Which, I often think, contributes to the furor more than the idea that he's cheating, more than his awful personality, and more than his race. There is a limit, I think, to how much outrage one can feel about a Rafael Palmiero or even Mark McGwire. While we don't know the specifics or extent of their use of performance enhancing drugs, we can more easily construct for ourselves a plausible motivation behind their use. Palmiero was a good-average, low-power first baseman that may have felt the need to ratchet his game up in order to become a true star. McGwire had the tools to become a star but a body that had come to betray him, and maybe he took steroids to remedy that. There are similar stories that can be constructed for almost every other steroid suspect out there. We have no idea if these scenarios are even true, but they are plausible, and the mind tends to be satisfied to rest on plausibility. We let them have it and then write them off.
Even after the home run race and his career is over, we will still be talking about Barry Bonds because he is much harder to comprehend. He was always healthy. He had already won three MVP awards and was likely jobbed out of a couple others. There was no dispute that he was among the best if not the best in the game, and there was no serious dispute that he was heading for the Hall of Fame. While history has shown that, yes, there was a higher level to which he could raise his performance -- a Ruthian one -- it wasn't a level anyone at the time really considered reachable in the modern game. Simply put, no one in the mid 90s was making an argument that Barry was somehow a second tier star.

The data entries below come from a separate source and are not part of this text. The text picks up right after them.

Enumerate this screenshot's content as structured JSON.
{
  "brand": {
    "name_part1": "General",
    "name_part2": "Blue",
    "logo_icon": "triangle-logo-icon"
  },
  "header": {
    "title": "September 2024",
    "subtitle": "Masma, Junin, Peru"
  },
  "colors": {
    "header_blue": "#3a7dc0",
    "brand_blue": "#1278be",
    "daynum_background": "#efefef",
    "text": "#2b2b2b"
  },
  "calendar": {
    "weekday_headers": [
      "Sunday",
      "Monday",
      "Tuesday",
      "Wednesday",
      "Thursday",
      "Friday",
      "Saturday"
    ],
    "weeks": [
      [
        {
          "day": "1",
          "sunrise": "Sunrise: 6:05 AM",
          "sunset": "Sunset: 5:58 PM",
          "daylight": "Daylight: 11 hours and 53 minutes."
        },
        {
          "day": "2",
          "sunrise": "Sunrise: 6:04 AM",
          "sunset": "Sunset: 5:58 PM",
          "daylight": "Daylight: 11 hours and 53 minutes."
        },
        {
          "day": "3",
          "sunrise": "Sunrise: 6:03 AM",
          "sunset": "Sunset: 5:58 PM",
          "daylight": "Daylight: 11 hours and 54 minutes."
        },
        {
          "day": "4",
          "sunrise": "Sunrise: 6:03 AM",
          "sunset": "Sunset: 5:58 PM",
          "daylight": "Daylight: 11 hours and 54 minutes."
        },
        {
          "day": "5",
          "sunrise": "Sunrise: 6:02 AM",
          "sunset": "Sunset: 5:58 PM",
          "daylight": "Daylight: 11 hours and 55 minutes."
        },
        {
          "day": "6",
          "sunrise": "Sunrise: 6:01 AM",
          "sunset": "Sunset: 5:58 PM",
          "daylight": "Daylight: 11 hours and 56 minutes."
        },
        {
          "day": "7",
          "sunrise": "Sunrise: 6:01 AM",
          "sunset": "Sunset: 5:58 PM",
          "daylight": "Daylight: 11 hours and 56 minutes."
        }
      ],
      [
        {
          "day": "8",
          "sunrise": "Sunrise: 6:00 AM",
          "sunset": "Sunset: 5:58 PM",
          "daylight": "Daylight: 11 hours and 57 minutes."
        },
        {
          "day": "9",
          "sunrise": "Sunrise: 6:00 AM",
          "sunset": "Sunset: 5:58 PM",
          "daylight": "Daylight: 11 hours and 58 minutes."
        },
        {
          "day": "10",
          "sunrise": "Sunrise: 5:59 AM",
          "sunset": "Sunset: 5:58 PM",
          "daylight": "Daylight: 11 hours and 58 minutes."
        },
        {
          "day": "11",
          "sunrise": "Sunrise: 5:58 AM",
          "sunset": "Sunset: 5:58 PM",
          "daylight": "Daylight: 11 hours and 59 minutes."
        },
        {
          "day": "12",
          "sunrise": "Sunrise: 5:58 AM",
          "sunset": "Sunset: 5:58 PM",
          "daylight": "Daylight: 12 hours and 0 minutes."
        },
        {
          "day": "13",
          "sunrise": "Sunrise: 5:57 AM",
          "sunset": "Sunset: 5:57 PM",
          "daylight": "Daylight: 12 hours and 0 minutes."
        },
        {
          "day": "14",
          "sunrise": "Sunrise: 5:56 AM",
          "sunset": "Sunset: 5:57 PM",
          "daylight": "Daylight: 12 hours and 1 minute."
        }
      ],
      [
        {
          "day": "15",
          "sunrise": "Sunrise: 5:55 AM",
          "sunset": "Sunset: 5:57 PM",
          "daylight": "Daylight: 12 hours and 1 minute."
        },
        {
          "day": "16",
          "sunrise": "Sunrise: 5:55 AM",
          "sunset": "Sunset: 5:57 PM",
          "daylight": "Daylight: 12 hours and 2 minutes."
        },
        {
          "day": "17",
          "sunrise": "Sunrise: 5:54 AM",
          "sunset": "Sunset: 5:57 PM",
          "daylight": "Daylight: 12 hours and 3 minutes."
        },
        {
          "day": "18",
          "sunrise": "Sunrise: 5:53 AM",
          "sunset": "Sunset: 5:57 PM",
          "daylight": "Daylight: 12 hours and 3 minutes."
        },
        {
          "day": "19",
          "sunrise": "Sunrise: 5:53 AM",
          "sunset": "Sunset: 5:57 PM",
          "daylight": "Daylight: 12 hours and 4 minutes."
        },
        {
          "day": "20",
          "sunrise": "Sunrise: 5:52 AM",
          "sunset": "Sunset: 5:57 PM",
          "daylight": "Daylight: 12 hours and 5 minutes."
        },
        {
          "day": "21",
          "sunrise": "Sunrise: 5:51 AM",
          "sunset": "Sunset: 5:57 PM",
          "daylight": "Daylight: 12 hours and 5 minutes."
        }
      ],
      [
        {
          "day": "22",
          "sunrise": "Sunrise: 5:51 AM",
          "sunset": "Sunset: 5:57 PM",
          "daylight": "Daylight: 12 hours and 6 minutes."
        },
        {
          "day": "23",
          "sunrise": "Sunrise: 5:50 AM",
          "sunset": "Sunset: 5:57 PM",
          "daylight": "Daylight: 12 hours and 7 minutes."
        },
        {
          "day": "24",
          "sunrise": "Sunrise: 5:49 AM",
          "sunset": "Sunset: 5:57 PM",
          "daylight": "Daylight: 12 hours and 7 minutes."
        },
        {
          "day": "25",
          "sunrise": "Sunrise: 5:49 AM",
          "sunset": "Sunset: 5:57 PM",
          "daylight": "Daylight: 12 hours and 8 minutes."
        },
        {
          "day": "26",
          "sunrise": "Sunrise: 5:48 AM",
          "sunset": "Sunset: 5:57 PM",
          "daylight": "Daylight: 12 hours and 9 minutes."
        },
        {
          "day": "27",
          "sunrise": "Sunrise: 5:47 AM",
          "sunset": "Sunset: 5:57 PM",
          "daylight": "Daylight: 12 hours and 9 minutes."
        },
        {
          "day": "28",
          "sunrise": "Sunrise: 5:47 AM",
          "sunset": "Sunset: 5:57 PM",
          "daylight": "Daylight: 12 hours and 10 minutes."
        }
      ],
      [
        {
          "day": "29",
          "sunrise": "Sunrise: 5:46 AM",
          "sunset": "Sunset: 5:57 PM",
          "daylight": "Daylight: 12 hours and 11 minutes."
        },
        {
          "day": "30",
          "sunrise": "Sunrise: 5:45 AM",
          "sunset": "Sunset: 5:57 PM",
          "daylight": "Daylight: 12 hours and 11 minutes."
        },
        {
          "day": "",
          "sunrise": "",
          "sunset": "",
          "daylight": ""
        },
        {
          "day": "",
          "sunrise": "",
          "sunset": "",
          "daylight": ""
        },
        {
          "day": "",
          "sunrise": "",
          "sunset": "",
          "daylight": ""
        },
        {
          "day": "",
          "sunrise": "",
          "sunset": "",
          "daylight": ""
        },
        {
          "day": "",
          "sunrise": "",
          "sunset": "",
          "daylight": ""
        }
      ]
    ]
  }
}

A decade later and we find ourselves unable to talk about baseball for more than a few moments without talking about Barry Bonds. Yes, his pursuit of the home run record is the primary catalyst for this extended conversation, but I also believe that the record aside, we'd still be chewing the Barry Bonds fat. While we've read that Bonds felt he was being overshadowed by McGwire and Sosa, that motivation just isn't comprehensible to most people and thus a dissonance remains. Even in sports, where we laud one's motivation to excel more than we do in any other arena of human endeavor, there comes a point where even that motive ceases to be plausible or at least understandable. We can accept intellectually the idea that Bonds was so competitive or egocentric that he had to be even better than he was before, but we can't get comfortable with it emotionally.
So we subconsciously ascribe more malevolent motivations. He's evil. He's a cheater. He wants to destroy the game. He wants to defile its records and history. He wants to show up whitey. You name it, and someone has written it. Bonds -- who doesn't strike me as a mental giant -- has even seemed to buy into many of these tropes himself on occasion, and no doubt his famously off-putting personality has enabled this line of reasoning to run rampant.
While no one has ever accused Barry Bonds of being deep, he is complicated, and that complication, more than the steroids themselves, more than the records he's breaking, and more than the polarizing nature of who he is and what he represents, is why we simply can't stop talking about him.